Illinois Basketball Roster: 7 International-Born Players Reveal Brad Underwood’s European Blueprint
The illinois basketball roster is increasingly a case study in how modern college programs are being shaped by global scouting and shifting player economics. Since taking over in 2017, head coach Brad Underwood has helped push Illinois back into national prominence, and his approach now looks notably international. The current 15-man group spans five different countries and one U. S. territory, with six players from Europe alone. That footprint is not a novelty add-on—it is positioned as a central competitive strategy as Illinois targets a return to the Final Four for the first time in more than two decades.
Why the Illinois basketball roster looks different right now
Illinois’ construction choices matter because they signal a deliberate identity: the Fighting Illini are leaning into international recruiting as a priority rather than treating it as a supplemental lane. The team’s 15 players come from across the world, and seven were born outside of the United States, including one player from Puerto Rico. Alongside that, five players were born in Illinois, while the remaining U. S. -born players come from three other states—meaning only three players on the team were born in any of the other 49 states.
Those numbers illustrate a roster-building posture that is both selective and expansive: selective in where domestic talent is drawn from, expansive in how broadly the staff searches overseas. In practical terms, the illinois basketball roster is being framed less as a regional product and more as an intentional international destination, built to compete in an era when top talent is increasingly mobile.
Inside Brad Underwood’s European influence: fit, style, and the NIL era
Illinois has not simply pursued international players for visibility. Underwood has described a stylistic preference that he associates with European training and development. “It fit me, it fit what I liked, the big three: dribble-pass-shoot guys, ” Underwood said, adding that he values the “tremendous passion for the game” he sees from European players, as well as the coaching they receive in their early years and a level of fundamental soundness.

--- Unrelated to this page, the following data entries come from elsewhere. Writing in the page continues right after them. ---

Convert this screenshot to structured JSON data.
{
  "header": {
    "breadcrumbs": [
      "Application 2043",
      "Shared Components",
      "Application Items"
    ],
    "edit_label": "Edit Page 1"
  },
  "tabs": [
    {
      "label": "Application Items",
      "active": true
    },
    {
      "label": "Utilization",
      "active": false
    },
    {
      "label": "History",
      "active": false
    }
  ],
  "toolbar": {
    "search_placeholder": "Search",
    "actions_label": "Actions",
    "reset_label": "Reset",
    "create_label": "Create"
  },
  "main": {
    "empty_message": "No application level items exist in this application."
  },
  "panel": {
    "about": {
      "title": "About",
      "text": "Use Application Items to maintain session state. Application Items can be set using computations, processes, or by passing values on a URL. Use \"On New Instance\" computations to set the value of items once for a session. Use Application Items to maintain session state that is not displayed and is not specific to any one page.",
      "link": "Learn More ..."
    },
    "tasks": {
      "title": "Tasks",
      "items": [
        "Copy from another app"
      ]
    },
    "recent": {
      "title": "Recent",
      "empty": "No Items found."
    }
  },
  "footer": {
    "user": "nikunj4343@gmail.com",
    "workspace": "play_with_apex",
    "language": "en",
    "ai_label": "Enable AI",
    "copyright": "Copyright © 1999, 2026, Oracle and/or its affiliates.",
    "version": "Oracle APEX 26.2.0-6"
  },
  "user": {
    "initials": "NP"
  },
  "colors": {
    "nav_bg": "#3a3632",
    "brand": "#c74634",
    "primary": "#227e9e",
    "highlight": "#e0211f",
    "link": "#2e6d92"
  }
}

That philosophy also intersects with the new recruiting marketplace. Underwood has said the NIL landscape has opened the door for Illinois to compete for top European prospects, reinforcing the program’s emphasis on finding and attracting players beyond the United States. The message is that talent acquisition is now as much about organizational readiness and opportunity as it is about geography.
Underwood also framed the shift as part of a broader basketball trend, saying, “The best players in the NBA are European players now… We’re following a trend; it’s exciting for them to come here and play. ” The implication is direct: Illinois’ approach is meant to mirror what Underwood views as the sport’s evolving center of gravity.
From an editorial perspective, the underlying point is not that Europe equals success automatically. It is that the illinois basketball roster is being built around a coherent set of beliefs about player development, skill profile, and market dynamics—beliefs that now guide recruitment decisions with unusual consistency.
Who embodies the roster strategy: Ivisic brothers, Mirkovic, and Stojakovic
The current team composition reflects that strategy in the names Illinois is leaning on. The roster is described as being “largely built around” brothers Tomislav and Zvonimir Ivisic from Croatia, David Mirkovic from Montenegro, and Andrej Stojakovic from Greece. Their prominence within the group underscores that international recruiting is not limited to depth pieces; it is core to the team’s projected direction.
There is also a clear continuity with past success. Underwood’s previous standouts have included Kofi Cockburn from Jamaica, Giorgi Bezhanishvili from Georgia, and Kasparas Jakučionis from Lithuania. That track record matters because it suggests Illinois is not experimenting—this is an approach with institutional memory inside the program.
What emerges is a roster map that is intentionally diverse in origin while still aligned in stylistic preference. The numbers—15 players, seven born outside the U. S., six from Europe—are not merely trivia. They describe a program architecture, one that makes the Fighting Illini a destination for players from abroad and signals to future recruits that Illinois expects to compete globally for talent.
Looking ahead, the key question is whether this blueprint can convert roster diversity into the kind of cohesive, high-level performance required to reach the Final Four—a challenge that will keep the illinois basketball roster under intense scrutiny as the program pushes toward that long-awaited breakthrough.